You make a interesting point about fibrosis. Before I didn't think it was such problem in AGA. Simply because fibrosis is literally scarring and too much scarring will simply destroy the hair follicle, just as we see in cicatrial alopecia. Cicatrial (scarring) alopecia consists basically of fibrosis that leads to complete destruction of the hair follicle that is seen as irreversible. Until, one day maybe we are able to induce morphogenesis of hair follicles that could potentially fix the problem in something like cicatrial alopecia.

Guess I was wrong and you make a very good point, I do think fibrosis plays a role in (advanced) AGA. When we look at a study of Domyati(1.) for example;

(The degranulation of mast cells should explain the PGD2 fanboys one possible explanation for increased PGD2 in scalp by the way. The largest amount of PGD2 is found in mast cells in the human body)
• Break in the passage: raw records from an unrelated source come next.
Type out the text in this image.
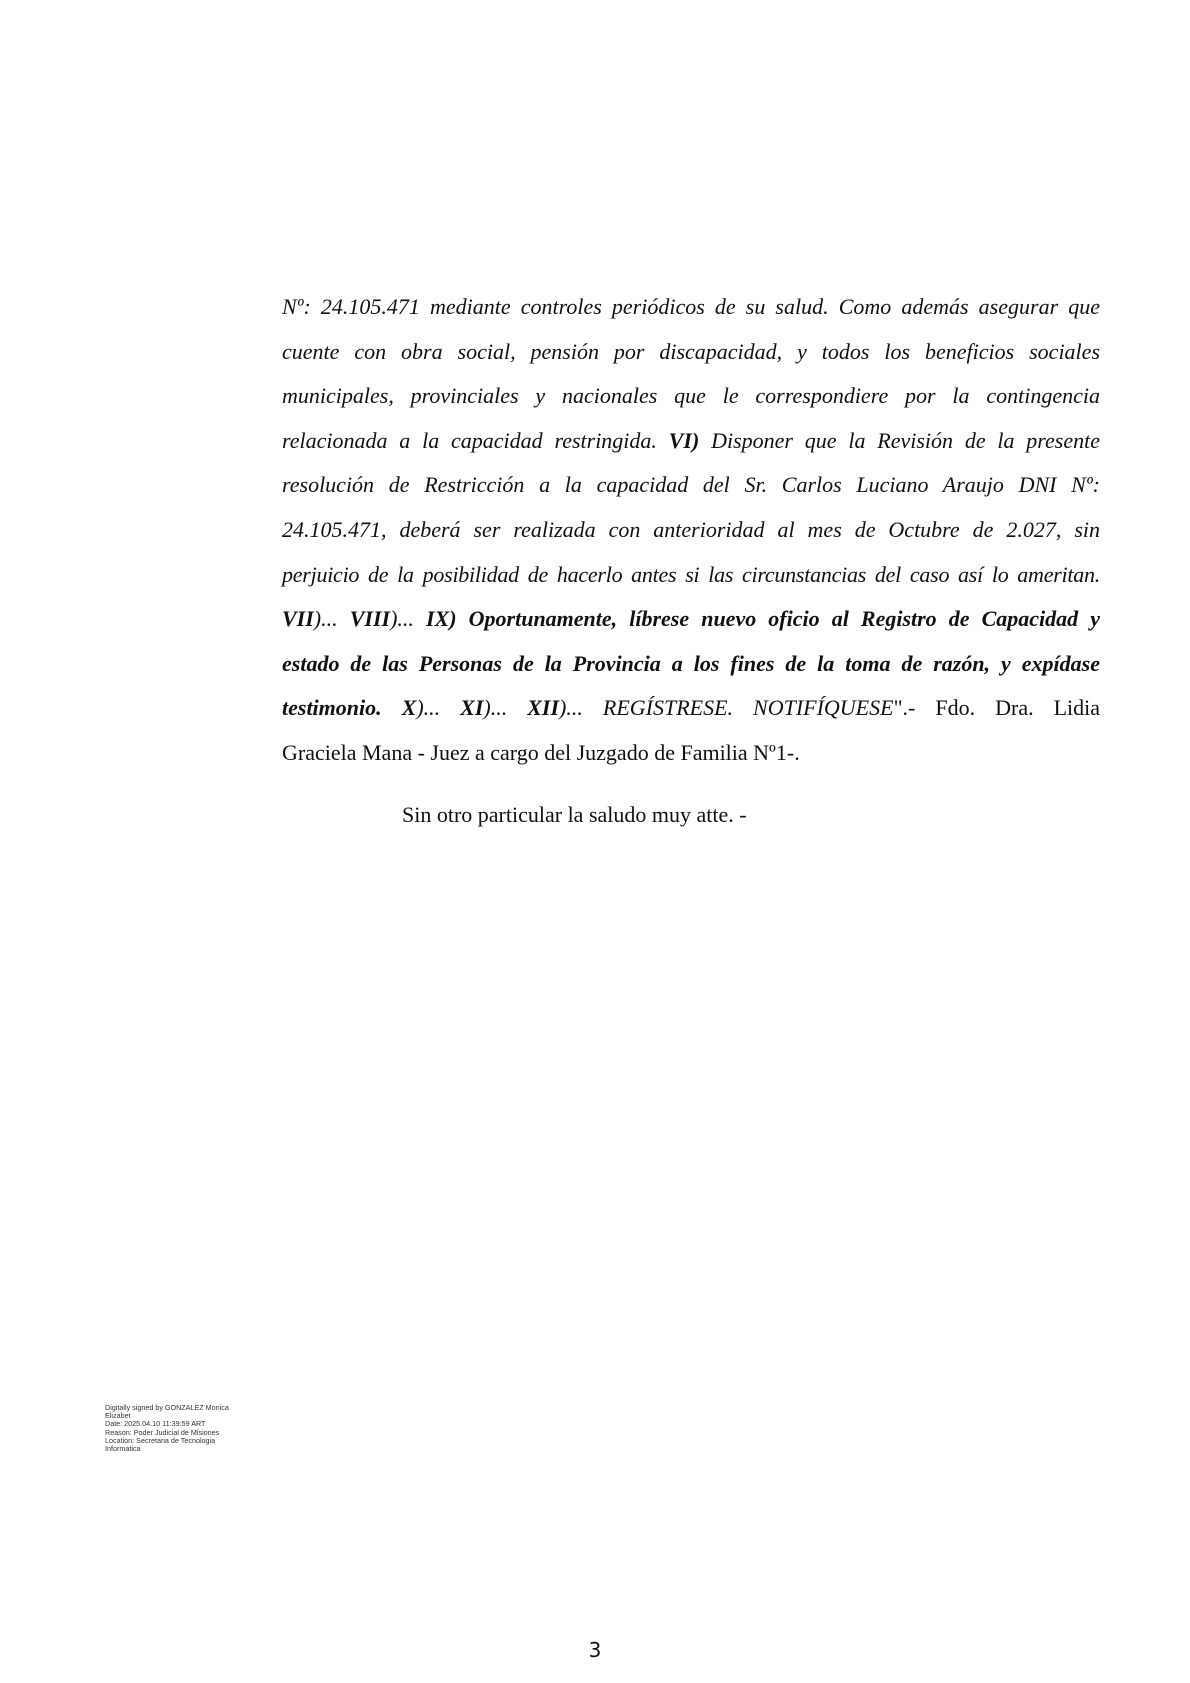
Nº: 24.105.471 mediante controles periódicos de su salud. Como además asegurar que
cuente con obra social, pensión por discapacidad, y todos los beneficios sociales
municipales, provinciales y nacionales que le correspondiere por la contingencia
relacionada a la capacidad restringida. VI) Disponer que la Revisión de la presente
resolución de Restricción a la capacidad del Sr. Carlos Luciano Araujo DNI Nº:
24.105.471, deberá ser realizada con anterioridad al mes de Octubre de 2.027, sin
perjuicio de la posibilidad de hacerlo antes si las circunstancias del caso así lo ameritan.
VII)... VIII)... IX) Oportunamente, líbrese nuevo oficio al Registro de Capacidad y
estado de las Personas de la Provincia a los fines de la toma de razón, y expídase
testimonio. X)... XI)... XII)... REGÍSTRESE. NOTIFÍQUESE".- Fdo. Dra. Lidia
Graciela Mana - Juez a cargo del Juzgado de Familia Nº1-.

Sin otro particular la saludo muy atte. -

Digitally signed by GONZALEZ Monica
Elizabet
Date: 2025.04.10 11:39:59 ART
Reason: Poder Judicial de Misiones
Location: Secretaria de Tecnologia
Informatica
3
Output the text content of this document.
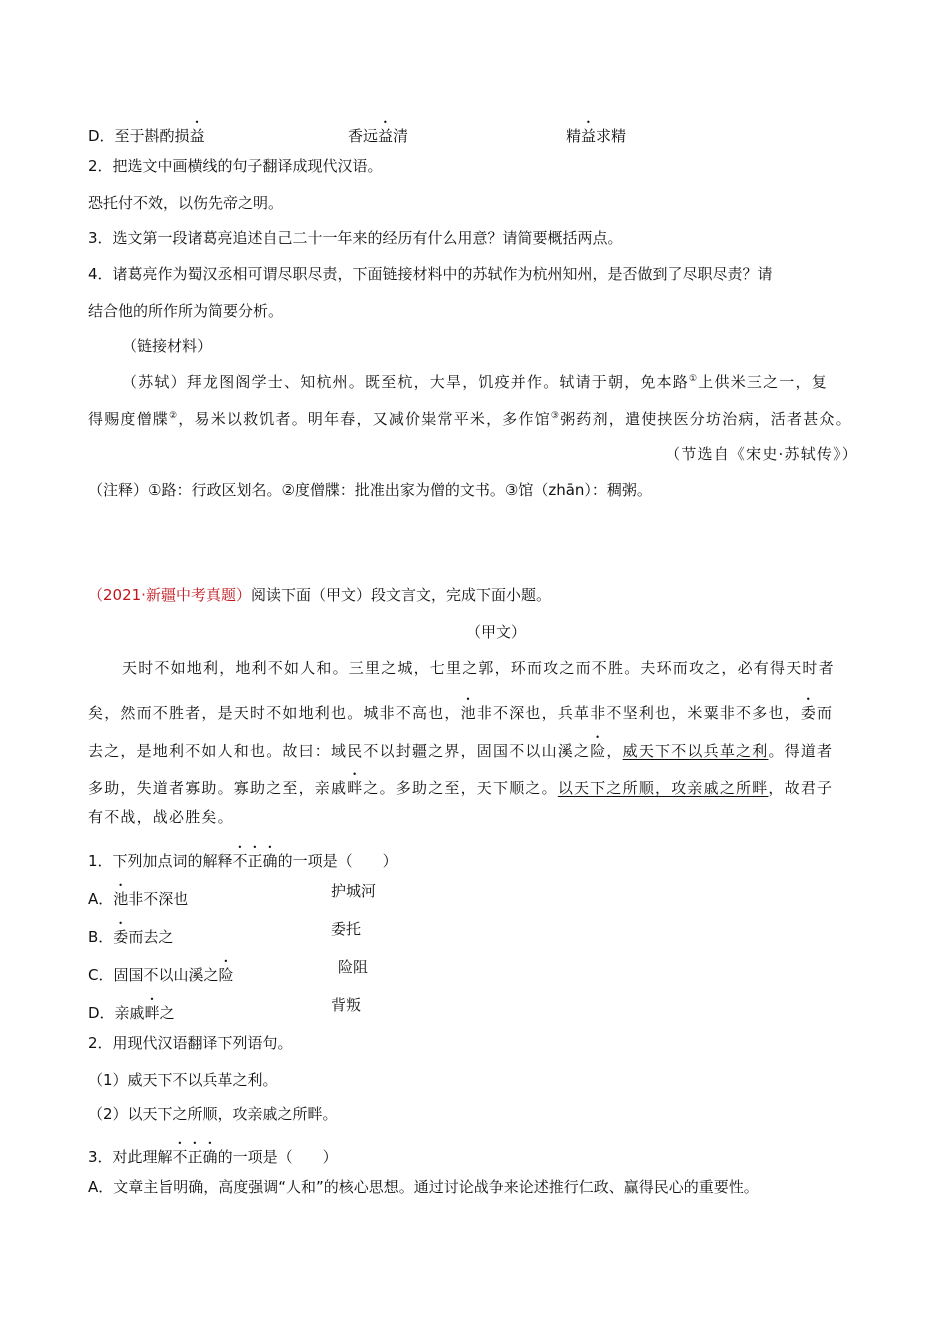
D．至于斟酌损益	香远益清	精益求精
2．把选文中画横线的句子翻译成现代汉语。
恐托付不效，以伤先帝之明。
3．选文第一段诸葛亮追述自己二十一年来的经历有什么用意？请简要概括两点。
4．诸葛亮作为蜀汉丞相可谓尽职尽责，下面链接材料中的苏轼作为杭州知州，是否做到了尽职尽责？请
结合他的所作所为简要分析。
（链接材料）
（苏轼）拜龙图阁学士、知杭州。既至杭，大旱，饥疫并作。轼请于朝，免本路①上供米三之一，复
得赐度僧牒②，易米以救饥者。明年春，又减价粜常平米，多作馆③粥药剂，遣使挟医分坊治病，活者甚众。
（节选自《宋史·苏轼传》）
（注释）①路：行政区划名。②度僧牒：批准出家为僧的文书。③馆（zhān）：稠粥。
（2021·新疆中考真题）阅读下面（甲文）段文言文，完成下面小题。
（甲文）
天时不如地利，地利不如人和。三里之城，七里之郭，环而攻之而不胜。夫环而攻之，必有得天时者
矣，然而不胜者，是天时不如地利也。城非不高也，池非不深也，兵革非不坚利也，米粟非不多也，委而
去之，是地利不如人和也。故曰：域民不以封疆之界，固国不以山溪之险，威天下不以兵革之利。得道者
多助，失道者寡助。寡助之至，亲戚畔之。多助之至，天下顺之。以天下之所顺，攻亲戚之所畔，故君子
有不战，战必胜矣。
1．下列加点词的解释不正确的一项是（　　）
A．池非不深也	护城河
B．委而去之	委托
C．固国不以山溪之险	险阻
D．亲戚畔之	背叛
2．用现代汉语翻译下列语句。
（1）威天下不以兵革之利。
（2）以天下之所顺，攻亲戚之所畔。
3．对此理解不正确的一项是（　　）
A．文章主旨明确，高度强调“人和”的核心思想。通过讨论战争来论述推行仁政、赢得民心的重要性。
So I do believe fibrosis can become a problem and in some advanced cases even in AGA can cause destruction of the hair follicle, which would make AGA irreversible in some (very advanced) cases. Only creation of new hair follicles would help in this case.

That being said out of all the studies I would personally place my bet that AGA is simply premature senescence. Everything that happens correlates with senescence imo, including the inflammatory aspect of AGA. I hope this evidence towards senescence is completely wrong though, cause that would be f*cked up.

One thing is for sure imo, if you can make sure you take preventative measures. You might regret it later if you don't.




1. http://www.ncbi.nlm.nih.gov/pubmed/19527330)

Just to be clear I wasn't directing my last post at you Swoop, I was just piggy backing your quote. I agree with what you said. I am sure that cellular senescence is definitely involved, but this is a chain of events. Something like (CAUSE) -> Androgens -> Inflammation -> Fibrosis.. with the cause being still unknown or multi-factor. I think that calcium issues fit in this chain somewhere as well (Note BMP's affect on hair growth). I'll never forget reading the report about the doctor finding knitted calcification through the veins in the head of a bald cadaver. When you are as bald as me you can feel and see differences in the scalp.

A relevant hint about minoxidil:


This is the strongest reasoning of why minoxidil works. It can reverse some fibrosis. Yet everyone tries to force some line of reasoning to make it align with androgen activity.

Tnx, yes. No longitudinal studies have been done on AR expression during progression of AGA. However, studies haven been done on AR expression in presence of DHT. DHT induce AR expression. This basically equals a longitudinal study, and shows that if DHT not stopped, AR levels will increase.

Yeah I think fibrosis and calcium build up is a big problem. My scalp visually looks different and it's not the sebum. I had a crap ton of oil and sebum before I started losing hair and my scalp looked pearly white and healthy, it never flaked or caused build up..
Now my scalp looks like it's caked on with calcium or some shit.. I don't think it helps that my nails are so thick and made out of steel. I think I have too much calcium. No more milk for this guy.

pretty sure tb 500 is the only thing legit besides fin minox atm.